The new law requires financial institutions to explain their privacy policies to customers when accounts are opened and at least once a year thereafter. These written notices must clearly describe the financial institution's practices and policies about collecting and sharing "nonpublic personal information." For example, a typical disclosure might explain that your bank shares information about your account balance, payment history and credit card purchases with non-financial companies, such as retailers, direct marketers and publishers.
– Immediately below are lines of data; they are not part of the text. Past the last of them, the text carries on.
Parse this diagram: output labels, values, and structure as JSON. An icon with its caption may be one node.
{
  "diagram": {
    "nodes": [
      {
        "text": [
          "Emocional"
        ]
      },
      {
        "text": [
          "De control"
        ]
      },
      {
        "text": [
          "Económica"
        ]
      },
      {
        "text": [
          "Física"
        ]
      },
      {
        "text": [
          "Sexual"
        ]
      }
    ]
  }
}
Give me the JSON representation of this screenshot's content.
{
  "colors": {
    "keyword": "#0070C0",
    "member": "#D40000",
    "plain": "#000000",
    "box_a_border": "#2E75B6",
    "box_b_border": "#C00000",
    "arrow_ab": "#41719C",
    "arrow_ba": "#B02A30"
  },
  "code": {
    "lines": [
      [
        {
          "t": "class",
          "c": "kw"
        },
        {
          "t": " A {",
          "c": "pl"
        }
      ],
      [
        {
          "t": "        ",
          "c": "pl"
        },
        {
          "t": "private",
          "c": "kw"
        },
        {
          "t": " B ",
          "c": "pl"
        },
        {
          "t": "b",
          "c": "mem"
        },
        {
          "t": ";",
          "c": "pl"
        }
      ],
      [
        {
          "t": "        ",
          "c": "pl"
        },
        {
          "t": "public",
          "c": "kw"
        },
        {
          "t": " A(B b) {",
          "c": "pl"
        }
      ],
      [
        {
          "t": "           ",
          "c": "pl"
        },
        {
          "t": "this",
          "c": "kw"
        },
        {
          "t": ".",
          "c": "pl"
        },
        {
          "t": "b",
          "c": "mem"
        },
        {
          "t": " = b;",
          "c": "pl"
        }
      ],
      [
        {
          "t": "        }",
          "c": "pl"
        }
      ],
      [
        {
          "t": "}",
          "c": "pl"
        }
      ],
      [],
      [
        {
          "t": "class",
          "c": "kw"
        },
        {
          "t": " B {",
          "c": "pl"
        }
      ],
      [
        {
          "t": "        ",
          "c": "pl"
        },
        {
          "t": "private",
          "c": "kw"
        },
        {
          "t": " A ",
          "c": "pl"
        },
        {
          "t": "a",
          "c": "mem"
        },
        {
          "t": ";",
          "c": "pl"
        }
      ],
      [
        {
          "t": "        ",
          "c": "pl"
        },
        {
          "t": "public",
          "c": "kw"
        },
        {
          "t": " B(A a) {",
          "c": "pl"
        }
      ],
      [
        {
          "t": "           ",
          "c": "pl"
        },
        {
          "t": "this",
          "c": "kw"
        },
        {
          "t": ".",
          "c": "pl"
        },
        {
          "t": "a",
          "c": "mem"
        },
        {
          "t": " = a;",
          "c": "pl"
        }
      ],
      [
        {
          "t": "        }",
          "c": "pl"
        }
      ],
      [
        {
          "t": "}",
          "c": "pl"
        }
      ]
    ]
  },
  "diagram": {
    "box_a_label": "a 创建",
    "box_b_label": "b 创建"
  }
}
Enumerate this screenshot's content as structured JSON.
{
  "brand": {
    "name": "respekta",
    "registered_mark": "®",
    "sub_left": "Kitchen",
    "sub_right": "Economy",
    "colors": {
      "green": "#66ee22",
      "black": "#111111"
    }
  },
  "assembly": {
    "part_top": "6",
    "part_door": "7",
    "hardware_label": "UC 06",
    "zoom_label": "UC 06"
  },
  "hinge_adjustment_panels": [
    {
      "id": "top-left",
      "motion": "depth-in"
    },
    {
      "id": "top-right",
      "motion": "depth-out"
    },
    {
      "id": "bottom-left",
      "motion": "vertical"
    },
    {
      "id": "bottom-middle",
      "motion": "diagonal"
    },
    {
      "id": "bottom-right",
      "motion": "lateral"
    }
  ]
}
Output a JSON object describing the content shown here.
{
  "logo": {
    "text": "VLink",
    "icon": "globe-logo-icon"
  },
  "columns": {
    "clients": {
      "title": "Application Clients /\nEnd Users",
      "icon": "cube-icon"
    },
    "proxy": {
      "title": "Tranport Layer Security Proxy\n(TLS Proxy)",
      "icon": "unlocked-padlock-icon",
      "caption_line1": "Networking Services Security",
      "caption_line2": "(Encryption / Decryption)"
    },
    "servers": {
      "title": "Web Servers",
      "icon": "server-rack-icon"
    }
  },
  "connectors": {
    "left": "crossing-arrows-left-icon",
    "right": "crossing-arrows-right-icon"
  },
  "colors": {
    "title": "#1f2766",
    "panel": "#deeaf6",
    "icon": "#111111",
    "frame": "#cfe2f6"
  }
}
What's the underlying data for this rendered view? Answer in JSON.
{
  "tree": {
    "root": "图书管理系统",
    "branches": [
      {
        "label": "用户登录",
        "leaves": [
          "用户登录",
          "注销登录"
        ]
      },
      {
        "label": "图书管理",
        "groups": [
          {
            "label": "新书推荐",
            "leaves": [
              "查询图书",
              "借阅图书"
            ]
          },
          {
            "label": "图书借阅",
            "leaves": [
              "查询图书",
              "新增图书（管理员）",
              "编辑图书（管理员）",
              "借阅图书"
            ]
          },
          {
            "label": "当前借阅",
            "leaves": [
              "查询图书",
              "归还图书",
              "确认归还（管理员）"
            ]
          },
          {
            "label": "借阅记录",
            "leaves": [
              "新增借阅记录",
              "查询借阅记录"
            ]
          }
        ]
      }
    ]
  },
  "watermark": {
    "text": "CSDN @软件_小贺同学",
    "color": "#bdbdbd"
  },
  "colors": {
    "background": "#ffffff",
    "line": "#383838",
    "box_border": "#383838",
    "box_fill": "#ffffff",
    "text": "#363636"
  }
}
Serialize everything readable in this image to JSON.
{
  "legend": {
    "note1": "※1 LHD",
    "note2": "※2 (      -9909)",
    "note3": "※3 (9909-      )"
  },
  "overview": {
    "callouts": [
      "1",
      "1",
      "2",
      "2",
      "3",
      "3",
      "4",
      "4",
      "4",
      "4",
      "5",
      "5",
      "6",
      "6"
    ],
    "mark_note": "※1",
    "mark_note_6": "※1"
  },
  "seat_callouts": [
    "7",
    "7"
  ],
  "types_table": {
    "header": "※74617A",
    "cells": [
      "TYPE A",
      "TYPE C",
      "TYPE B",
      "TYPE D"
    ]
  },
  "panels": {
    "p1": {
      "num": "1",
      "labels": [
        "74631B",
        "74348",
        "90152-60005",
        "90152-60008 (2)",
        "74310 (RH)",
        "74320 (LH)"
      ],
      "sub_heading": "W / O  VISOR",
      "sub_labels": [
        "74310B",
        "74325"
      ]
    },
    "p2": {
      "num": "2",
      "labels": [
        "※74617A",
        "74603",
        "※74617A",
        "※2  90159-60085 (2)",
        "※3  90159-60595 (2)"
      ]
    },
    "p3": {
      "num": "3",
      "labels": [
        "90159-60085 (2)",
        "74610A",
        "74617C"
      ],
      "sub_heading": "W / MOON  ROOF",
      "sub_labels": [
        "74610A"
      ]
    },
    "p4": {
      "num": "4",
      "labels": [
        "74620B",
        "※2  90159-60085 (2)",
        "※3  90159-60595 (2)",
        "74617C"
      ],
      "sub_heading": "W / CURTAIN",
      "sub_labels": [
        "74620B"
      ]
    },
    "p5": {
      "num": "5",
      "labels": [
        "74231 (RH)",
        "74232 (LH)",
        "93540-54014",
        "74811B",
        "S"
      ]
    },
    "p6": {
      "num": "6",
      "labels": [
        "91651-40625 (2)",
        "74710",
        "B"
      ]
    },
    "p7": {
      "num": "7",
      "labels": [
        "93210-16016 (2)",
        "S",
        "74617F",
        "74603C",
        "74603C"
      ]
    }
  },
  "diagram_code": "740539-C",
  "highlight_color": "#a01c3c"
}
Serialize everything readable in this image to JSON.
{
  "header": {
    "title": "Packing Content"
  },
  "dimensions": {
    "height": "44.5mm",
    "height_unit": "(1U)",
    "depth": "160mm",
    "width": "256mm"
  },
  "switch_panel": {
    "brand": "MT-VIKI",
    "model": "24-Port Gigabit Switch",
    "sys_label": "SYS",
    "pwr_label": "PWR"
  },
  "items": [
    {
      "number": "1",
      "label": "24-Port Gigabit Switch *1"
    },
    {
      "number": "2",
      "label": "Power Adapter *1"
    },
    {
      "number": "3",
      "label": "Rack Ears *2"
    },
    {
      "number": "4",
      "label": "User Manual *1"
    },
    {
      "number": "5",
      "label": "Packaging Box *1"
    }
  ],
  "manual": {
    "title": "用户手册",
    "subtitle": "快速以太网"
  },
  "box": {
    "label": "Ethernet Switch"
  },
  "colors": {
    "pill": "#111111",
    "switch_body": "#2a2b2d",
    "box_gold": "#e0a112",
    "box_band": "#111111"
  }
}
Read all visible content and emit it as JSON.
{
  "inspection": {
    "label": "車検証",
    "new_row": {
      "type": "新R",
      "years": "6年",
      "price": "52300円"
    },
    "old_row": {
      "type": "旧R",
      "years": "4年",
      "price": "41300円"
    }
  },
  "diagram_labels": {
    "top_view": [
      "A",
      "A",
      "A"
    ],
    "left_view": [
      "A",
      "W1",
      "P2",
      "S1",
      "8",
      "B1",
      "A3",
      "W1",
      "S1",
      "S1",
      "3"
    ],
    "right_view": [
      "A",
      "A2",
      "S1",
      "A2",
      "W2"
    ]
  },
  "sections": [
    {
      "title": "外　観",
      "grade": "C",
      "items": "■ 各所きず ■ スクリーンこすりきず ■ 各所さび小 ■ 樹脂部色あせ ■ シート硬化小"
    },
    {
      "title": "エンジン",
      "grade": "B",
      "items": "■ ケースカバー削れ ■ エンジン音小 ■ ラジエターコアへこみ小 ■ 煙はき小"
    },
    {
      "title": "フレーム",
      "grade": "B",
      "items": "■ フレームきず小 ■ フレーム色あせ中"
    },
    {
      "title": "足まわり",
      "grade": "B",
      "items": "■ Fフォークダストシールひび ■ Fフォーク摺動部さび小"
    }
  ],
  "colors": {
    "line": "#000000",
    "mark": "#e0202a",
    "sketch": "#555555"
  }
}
Of special importance is a provision of the law that gives consumers the right to block an institution's disclosure of private information to companies not affiliated with that institution. This process is known as "opting out." Under the new rules, even people who are not technically customers of a financial institution—such as former customers or people who applied for but didn't obtain a loan or credit card—will have the right to opt out of information sharing with outside companies. This authority to opt out does not apply to all information sharing with outside firms. For example, the law allows the sharing of information with nonaffiliated third parties to market the institution's products, handle its data processing or mail account statements.

While the rule becomes effective November 13, 2000, compliance will be voluntary until July 1, 2001, primarily to give institutions extra time to prepare for the new privacy standards.

The rules were issued jointly by the FDIC, the Office of the Comptroller of the Currency, the Federal Reserve Board and the Office of Thrift Supervision. The National Credit Union Administration, the Federal Trade Commission and the Securities and Exchange Commission will have comparable rules for the institutions and companies they regulate that provide financial products or services. Under the FTC's rule, for example, credit bureaus are limited in their ability to sell nonpublic personal information to third parties such as direct mail and telemarketing companies.